O culto à padronização corporal no Brasil
Enviada em 02/06/2021
“Culto ao corpo, saúde ou doença?” Uma tão simples e, aparentemente, insignificante pergunta, mas apresenta inúmeros desmembramentos. Entretanto, a resposta é simples: Depende. Deve sim o corpo ser cultuado, cuidado, mas existe um limite. As pessoas deveriam saber até onde ir de acordo com seu biótipo. Não é correto nem saudável uma pessoa ir além do seu limite. Porém, há na sociedade um padrão corporal de imenso peso, o qual é sustentado pelas redes sociais, revistas, propagandas, novelas. Onde nesses, sempre são representadas pessoas com corpos magros e musculosos. Impondo um padrão que, na realidade, é inalcançável. Podendo trazer sérios prejuízos para aqueles que tentam alcançar esse ideal.
Em busca desse padrão, as pessoas tentam, de várias formas, perder peso rapidamente. Destarte que brasileiro é o que mais usa remédio de emagrecer, sem receita médica na América Latina, mostra um estudo da empresa especializada em pesquisa de consumo Nielsen Holding. As pessoas deveriam usar tais medicamentos em prol de sua saúde, e com acompanhamento médico adequado para cada caso, não tentando alcançar um padrão de beleza. Tais atos, de tentar perder peso para estar dentro de um padrão, pode desencadear uma necessidade falsa de precisar emagrecer rapidamente, e para isso acaba vendo como “solução” tais remédios. Consequentemente, acaba por abrir portas para doenças, como distúrbios alimentares, desenvolvimento da tolerância ou até a dependência Química desses medicamentos.

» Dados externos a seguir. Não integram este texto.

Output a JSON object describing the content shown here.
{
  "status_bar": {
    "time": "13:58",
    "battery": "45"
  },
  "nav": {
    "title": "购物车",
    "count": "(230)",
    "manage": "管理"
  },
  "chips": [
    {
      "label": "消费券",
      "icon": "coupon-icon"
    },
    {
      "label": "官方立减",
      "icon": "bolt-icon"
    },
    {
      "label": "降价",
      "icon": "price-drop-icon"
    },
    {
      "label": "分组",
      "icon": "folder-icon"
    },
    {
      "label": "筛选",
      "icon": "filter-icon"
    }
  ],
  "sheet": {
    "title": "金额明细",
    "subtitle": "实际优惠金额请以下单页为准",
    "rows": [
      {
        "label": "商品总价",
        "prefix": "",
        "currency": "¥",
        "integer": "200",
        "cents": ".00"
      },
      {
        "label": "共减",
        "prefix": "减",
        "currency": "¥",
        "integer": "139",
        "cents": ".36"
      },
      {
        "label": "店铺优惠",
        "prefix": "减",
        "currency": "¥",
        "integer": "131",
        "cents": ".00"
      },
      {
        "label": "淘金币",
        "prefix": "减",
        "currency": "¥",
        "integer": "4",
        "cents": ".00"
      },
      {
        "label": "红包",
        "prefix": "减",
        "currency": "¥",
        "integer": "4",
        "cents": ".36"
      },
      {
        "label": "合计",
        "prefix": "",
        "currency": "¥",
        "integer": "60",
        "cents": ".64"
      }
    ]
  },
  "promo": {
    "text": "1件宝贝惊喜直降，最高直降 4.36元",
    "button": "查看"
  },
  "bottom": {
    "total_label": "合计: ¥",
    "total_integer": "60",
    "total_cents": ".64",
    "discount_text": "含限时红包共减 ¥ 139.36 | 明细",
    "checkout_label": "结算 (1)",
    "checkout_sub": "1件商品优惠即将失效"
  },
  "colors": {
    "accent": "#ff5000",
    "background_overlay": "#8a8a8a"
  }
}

Além disso, desmotivação não fica para trás, de acordo com um levantamento encomendado pela Nestlé, o estudo revela que 61% das brasileiras querem emagrecer, mas metade não se esforça para isso. Então vendo a falta de resultados, as pessoas se veem fora do controle, o que acaba levando à tona a desmotivação. Dessa forma, afetando não só o psicológico da pessoa, mas também sua saúde. Bem como relação com amigos e familiares, onde essas pessoas deixam de frequentar os mesmos estabelecimentos.
Portanto, para desmistificar e quebrar esses padrões, é necessário que, inicialmente, mídias sociais e o comando especial de comunicação social, abordem temas, por meio de publicações, que exibam pessoas reais. A fim, de diminuir as comparações feitas. Bem como é louvável que, para que as crianças e os adolescentes já cresçam tendo noção de que não existe um “corpo perfeito”, e que não precisam colocar sua saúde em risco para tentar alcançar esse padrão, o ministério da educação e da saúde, entrem em cena e levem às escolas assuntos que abordem o tema. Para que, dessa fora, o culto à padronização corporal no Brasil diminuir.